Par Mustapha Attia
Mon conseil d’hygiène mentale pour cet été ? Prendre congé des politicards, syndicalistes et «chroniqueurs» sur canapé à qui les scandales n’ont rien enseigné. C’est un exercice à la fois instructif, passionnant et, d’une certaine manière, réconfortant. Ne haussez pas les épaules. Et surtout pas tout de suite, attendez un peu. Ne me reprochez pas de m’essouffler et de ne plus donner que des fonds de tiroir !

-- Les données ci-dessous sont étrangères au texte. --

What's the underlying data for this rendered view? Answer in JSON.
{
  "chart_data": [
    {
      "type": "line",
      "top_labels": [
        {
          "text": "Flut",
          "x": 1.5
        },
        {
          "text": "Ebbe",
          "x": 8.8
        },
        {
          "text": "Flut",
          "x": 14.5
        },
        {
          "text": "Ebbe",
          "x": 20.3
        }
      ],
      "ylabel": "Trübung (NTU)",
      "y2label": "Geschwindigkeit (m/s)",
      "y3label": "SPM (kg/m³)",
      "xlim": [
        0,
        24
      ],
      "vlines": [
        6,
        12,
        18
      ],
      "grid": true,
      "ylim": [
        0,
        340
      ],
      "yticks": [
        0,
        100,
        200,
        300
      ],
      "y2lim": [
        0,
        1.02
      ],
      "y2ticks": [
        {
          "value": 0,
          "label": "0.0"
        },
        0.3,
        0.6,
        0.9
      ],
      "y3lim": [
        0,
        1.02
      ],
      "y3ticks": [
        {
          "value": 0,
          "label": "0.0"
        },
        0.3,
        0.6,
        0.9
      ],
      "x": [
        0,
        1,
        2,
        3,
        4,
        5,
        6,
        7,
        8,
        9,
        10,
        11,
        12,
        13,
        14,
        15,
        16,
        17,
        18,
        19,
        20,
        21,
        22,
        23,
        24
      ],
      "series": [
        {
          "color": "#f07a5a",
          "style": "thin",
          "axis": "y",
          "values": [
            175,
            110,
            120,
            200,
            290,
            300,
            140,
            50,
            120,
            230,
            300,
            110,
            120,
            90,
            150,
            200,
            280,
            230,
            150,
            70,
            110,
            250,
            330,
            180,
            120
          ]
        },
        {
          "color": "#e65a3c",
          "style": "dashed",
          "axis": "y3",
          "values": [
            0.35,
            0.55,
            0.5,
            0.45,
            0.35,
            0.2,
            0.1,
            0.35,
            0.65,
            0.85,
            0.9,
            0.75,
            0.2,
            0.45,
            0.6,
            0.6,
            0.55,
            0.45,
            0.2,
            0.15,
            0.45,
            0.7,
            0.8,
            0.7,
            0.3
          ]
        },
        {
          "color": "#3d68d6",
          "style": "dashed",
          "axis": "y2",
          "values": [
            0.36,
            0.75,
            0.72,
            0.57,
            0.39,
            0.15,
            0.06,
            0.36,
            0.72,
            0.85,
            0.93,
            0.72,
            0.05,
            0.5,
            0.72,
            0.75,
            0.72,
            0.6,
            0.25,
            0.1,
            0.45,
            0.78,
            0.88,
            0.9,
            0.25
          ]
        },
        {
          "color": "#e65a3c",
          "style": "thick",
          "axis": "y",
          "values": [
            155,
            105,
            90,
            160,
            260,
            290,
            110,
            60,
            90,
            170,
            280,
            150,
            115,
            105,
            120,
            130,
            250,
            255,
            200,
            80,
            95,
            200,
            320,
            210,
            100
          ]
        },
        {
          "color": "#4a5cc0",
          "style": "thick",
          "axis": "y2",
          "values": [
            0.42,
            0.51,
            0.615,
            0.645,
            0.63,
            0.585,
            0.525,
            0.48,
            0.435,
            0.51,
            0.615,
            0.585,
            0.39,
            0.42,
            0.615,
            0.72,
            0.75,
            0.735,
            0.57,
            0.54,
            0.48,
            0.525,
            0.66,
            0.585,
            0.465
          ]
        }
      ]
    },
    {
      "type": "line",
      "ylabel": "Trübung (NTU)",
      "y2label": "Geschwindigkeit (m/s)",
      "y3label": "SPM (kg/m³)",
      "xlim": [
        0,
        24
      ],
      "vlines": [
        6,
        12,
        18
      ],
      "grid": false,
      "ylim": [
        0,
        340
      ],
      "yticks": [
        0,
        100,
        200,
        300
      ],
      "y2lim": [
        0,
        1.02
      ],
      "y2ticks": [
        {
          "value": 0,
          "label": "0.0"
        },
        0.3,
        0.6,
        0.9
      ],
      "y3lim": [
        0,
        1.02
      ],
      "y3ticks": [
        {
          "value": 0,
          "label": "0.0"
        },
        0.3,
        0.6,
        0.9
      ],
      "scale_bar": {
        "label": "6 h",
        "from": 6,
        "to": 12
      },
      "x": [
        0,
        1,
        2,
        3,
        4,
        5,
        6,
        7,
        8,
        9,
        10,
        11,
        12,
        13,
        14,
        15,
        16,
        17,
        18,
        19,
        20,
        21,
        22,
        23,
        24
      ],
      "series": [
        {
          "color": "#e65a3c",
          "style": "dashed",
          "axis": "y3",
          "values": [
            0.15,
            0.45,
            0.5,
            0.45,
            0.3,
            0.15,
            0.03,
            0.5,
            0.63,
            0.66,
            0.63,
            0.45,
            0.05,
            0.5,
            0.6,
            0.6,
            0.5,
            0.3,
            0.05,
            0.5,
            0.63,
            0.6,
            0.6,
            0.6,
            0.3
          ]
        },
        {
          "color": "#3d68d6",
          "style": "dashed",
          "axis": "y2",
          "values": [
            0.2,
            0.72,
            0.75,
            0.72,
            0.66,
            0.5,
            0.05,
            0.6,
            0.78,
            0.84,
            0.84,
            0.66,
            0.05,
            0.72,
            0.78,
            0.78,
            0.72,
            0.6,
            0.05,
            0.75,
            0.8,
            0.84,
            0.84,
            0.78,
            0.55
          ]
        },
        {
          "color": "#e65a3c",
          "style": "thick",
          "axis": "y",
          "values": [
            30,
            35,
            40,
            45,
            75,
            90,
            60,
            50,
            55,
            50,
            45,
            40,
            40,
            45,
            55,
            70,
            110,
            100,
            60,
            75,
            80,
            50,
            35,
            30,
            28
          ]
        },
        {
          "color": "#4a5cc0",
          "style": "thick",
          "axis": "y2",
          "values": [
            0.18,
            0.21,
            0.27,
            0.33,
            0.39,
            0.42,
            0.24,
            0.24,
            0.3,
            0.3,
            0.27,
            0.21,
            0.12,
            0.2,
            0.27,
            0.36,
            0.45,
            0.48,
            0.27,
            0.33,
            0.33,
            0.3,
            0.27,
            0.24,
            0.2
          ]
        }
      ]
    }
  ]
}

La prudence exige de ne pas se décider trop vite sur mes intentions. Bien sûr, la nostalgie est devenue la première obsession des Tunisiens en ce temps de désarroi. Mais personnellement, je ne crois dans la passion pour le passé qu’une propension à croire à une nouvelle Tunisie qui s’inspire de ses racines. La mémoire nous disait Freud, est «un acte d’imagination». Nous réinventons nos souvenirs tout au long de notre vie. C’est vrai que les anciens ne sont pas des modèles, ni des géants inégalables nous offrant leurs têtes et leurs épaules. Mais parfois, il faut saisir dans sa mémoire une belle image sur laquelle il faut s’arrêter puis zoomer et ouvrir grand son esprit et ses poumons. Suivez-moi alors : à la fin des années soixante, le courant «Attaliaa al-adabia» ( l’Avant-Garde littéraire) était devenu un phénomène prépondérant qui, en déconstruisant les normes établies, avait ébranlé toute la scène culturelle. Il a également suscité l’intérêt du public ordinaire et dérangé sérieusement les pouvoirs publics. On eût dit des eaux dormantes d’un lac marécageux secoué subitement par la chute d’un énorme pavé. Comme tous les phénomènes, et dans tous les domaines, le mouvement se manifesta brusquement, sans préambule aucun, d’autant plus que ses feux furent attisés par des facteurs tant intrinsèques qu’extrinsèques dont le plus important fut incontestablement le mouvement quasi révolutionnaire de mai 1968, en France, et toutes les conséquences qui s’en sont ensuivies dans plusieurs pays. Tout le monde croyait donc que ce mouvement littéraire bouillonnant n’était qu’une goutte de sang chaud qui ne tarderait pas à s’éteindre sous l’effet des vents impétueux. Mais le choc qu’il produisit tant dans les milieux conservateurs qu’au niveau des appareils de l’État, lui permit paradoxalement de perdurer et de se prolonger plus longtemps qu’on ne l’avait cru.
Certains journaux de l’époque se sont empressés alors d’interdire les créations de ce mouvement, pire encore, certains esprits fanatiques sont allés jusqu’à brûler les œuvres de Ezzedine Madani, plus particulièrement son roman expérimental, «L’homme zéro» (Al Insen Essefr).
C’est alors qu’au fil des ans, ce mouvement littéraire s’est transformé en porte-parole non déclaré officiellement de l’opposition sociale, culturelle et politique. C’est ce qui a poussé les opportunistes au pouvoir à vouloir endiguer son emprise et à éradiquer son enthousiasme.
Ce fut alors la débandade du groupe et l’extinction de son souffle créateur au sein d’une scène très normative sinon traditionnelle. «Il ne faut pas laisser les intellectuels jouer avec les allumettes», ironisait Jacques Prévert. Devant l’horreur de ce qui s’est passé, Bourguiba, qui avait bien lu Gramsci et sa célèbre citation «le combat politique se gagne d’abord culturellement» et croyait fermement que la seule bataille qui vaille dans le monde porte essentiellement sur le rôle de l’éducation et de la culture, se demanda pourquoi son pays a pu atteindre un tel degré d’obscurantisme. Pour lui, nul doute que les racines du mal sont à chercher dans le radicalisme. Il s’était permis de les déterrer pour les mettre en lumière en ordonnant à Ahmed Ben Salah, Idriss Guiga, Mahmoud Messaâdi et Chadli Klibi de réformer l’enseignement et la politique culturelle dans le pays.